Cuiabá e o Potencial do Turismo Interno
A capital mato-grossense, conhecida como “cidade verde”, possui um patrimônio histórico e natural riquíssimo, com fortes influências indígenas, africanas e europeias. Monumentos como a Igreja do Rosário e São Benedito, o centro histórico com casarões coloniais e a proximidade com o Pantanal, a Chapada dos Guimarães e Nobres são apenas alguns exemplos. No entanto, o turismo interno, aquele praticado pelos próprios moradores, muitas vezes carece de iniciativas que despertem a curiosidade e o orgulho sobre o que está próximo.
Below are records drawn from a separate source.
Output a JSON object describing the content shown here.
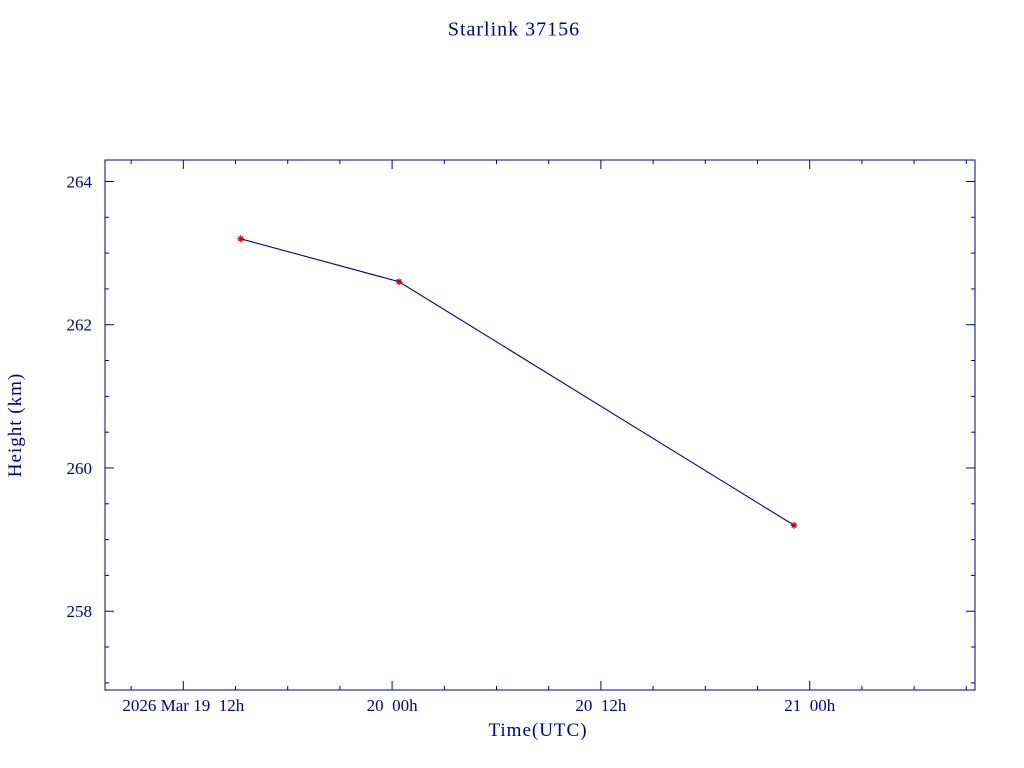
{
  "page": {
    "background": "#ffffff"
  },
  "colors": {
    "text": "#00008b",
    "axis": "#00008b",
    "line": "#00008b",
    "marker": "#cc0000"
  },
  "chart_data": {
    "type": "line",
    "title": "Starlink 37156",
    "xlabel": "Time(UTC)",
    "ylabel": "Height (km)",
    "x_axis": {
      "unit": "hours since 2026 Mar 19 00h UTC",
      "lim": [
        7.5,
        57.5
      ],
      "major_ticks": [
        {
          "hours": 12,
          "label": "2026 Mar 19  12h"
        },
        {
          "hours": 24,
          "label": "20  00h"
        },
        {
          "hours": 36,
          "label": "20  12h"
        },
        {
          "hours": 48,
          "label": "21  00h"
        }
      ],
      "minor_tick_step": 3
    },
    "y_axis": {
      "lim": [
        256.9,
        264.3
      ],
      "major_ticks": [
        258,
        260,
        262,
        264
      ],
      "minor_tick_step": 0.5
    },
    "series": [
      {
        "name": "height",
        "x_hours": [
          15.3,
          24.4,
          47.1
        ],
        "heights_km": [
          263.2,
          262.6,
          259.2
        ],
        "line_color": "#00008b",
        "marker": "asterisk",
        "marker_color": "#cc0000"
      }
    ],
    "grid": false,
    "legend": false
  }
}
A ação de Natália preenche uma lacuna, convidando a uma redescoberta lúdica e despretensiosa.
A capacidade de uma empresária individual gerar tamanha repercussão demonstra o poder das mídias sociais como plataforma de promoção cultural e turística. Em um cenário onde grandes campanhas de marketing podem não alcançar o mesmo nível de engajamento, a autenticidade e a criatividade de um conteúdo viral se tornam agentes transformadores. Este caso abre um precedente importante para que outros criadores de conteúdo e empreendedores locais enxerguem o potencial de suas próprias realidades como material para tendências digitais, reforçando a identidade regional e movimentando a economia local através do turismo.
Desdobramentos e Reflexões sobre a Identidade Mato-Grossense
A repercussão do vídeo não se limita apenas a elogios nas redes sociais. Ele acende um debate mais amplo sobre a identidade cultural mato-grossense e a importância de se reconectar com as próprias raízes. Natália pontuou que “a gente esquece da própria origem, e só percebe isso quando viaja bastante”. Essa reflexão é crucial, especialmente em um mundo cada vez mais globalizado, onde a valorização do local e do autêntico se torna um diferencial. A iniciativa pode inspirar uma série de outros vídeos e projetos que destaquem pontos turísticos menos convencionais ou que tragam novas perspectivas sobre os já conhecidos, criando um ciclo virtuoso de divulgação e reconhecimento.
O exemplo de Cuiabá, que se inseriu na narrativa viral de forma tão original, mostra que a riqueza cultural e paisagística do Brasil é vasta e diversificada, esperando ser descoberta ou redescoberta, tanto por turistas quanto por seus próprios habitantes. Tais ações digitais funcionam como um catalisador para que as pessoas não apenas vejam, mas sintam e se orgulhem do que sua cidade e estado têm a oferecer, transformando a admiração online em interesse real e, quem sabe, em visitas e experiências presenciais. Iniciativas como a de Natália Pamela são um lembrete valioso de que o turismo começa em casa, com o olhar atento e carinhoso para o que nos rodeia.